Il tatuaggio ha origini antichissime (ne è stato ritrovato uno sulla Mummia Otzi, risalente al 3.300 a.C.) ed è sempre stato carico di significati simbolici (religiosi, differenze di classe sociale, rituali, etc): ad oggi il tatuaggio si è diffuso come moda, come semplice ornamento del corpo (anche se c'è moltissima gente che ne fa una filosofia di vita).
Il tatuaggio viene effettuato, nella sua forma più difusa, introducendo nella pelle particolari sostanze colorate attraverso uno strumento apposito.

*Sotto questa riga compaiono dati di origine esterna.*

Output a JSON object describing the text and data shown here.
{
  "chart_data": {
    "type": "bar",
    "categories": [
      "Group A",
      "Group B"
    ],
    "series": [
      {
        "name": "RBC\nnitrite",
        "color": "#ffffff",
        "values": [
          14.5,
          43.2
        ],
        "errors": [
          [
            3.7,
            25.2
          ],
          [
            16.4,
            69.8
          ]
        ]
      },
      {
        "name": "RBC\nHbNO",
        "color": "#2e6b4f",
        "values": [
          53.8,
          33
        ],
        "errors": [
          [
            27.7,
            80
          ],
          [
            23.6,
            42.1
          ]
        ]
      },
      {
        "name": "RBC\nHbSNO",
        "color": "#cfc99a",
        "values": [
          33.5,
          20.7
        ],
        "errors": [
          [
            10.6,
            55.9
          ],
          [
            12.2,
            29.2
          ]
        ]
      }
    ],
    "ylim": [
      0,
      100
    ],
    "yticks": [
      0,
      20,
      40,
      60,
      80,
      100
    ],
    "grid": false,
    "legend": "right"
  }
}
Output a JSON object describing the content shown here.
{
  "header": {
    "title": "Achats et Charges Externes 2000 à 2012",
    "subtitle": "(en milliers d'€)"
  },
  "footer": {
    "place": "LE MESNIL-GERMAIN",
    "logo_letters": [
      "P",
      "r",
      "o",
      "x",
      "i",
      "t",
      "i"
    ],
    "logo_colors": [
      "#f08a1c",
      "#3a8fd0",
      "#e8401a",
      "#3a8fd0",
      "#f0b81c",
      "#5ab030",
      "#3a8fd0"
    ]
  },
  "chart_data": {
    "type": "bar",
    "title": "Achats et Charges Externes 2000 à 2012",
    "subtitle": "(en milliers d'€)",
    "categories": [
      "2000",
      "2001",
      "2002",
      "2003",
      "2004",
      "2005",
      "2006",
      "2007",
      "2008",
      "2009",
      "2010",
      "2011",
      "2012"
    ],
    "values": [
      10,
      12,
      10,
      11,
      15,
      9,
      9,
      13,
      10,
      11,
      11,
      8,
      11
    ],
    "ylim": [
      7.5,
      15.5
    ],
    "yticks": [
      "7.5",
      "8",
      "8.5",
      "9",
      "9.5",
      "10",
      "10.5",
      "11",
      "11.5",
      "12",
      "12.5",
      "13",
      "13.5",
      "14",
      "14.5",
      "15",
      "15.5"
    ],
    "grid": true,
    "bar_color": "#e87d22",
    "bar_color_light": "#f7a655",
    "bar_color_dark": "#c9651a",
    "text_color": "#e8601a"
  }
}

Quando si prende la decisione di tatuarsi, bisognerebbe pensarci attentamente, poichè il vero tatuaggio è permanente: se ci si fa prendere dal fatto di voler seguire la moda, un domani ci si potrebbe pentire e l'unico modo per rimuoverlo è attraverso il laser o la chirurgia, che non porta però a risultati ottimali.
Se non si è convinti completamente, è meglio fare un tatuaggio temporaneo o semipermanente:
I tatuaggi temporanei sono quelli che utilizzano colori naturali (come l'hennè) e durano pochi giorni, al massimo qualche settimana.
I tatuaggi semipermanenti hanno una durata maggiore, a seconda della profondità di introduzione del colore e del tipo di pigmento usato: per lo più questo tipo di tatuaggio viene utilizzato per il trucco (disegno delle sopracciglia e contorno labbra).
Questa diffusione di massa del tatuaggio ha, purtroppo, comportato che ci siano molti tatuatori "improvvisati": prima di affidarvi a qualcuno, assicuratevi che sia veramente un professionista, che utilizzi solo materiale sterilizzato e pigmenti di alta qualità.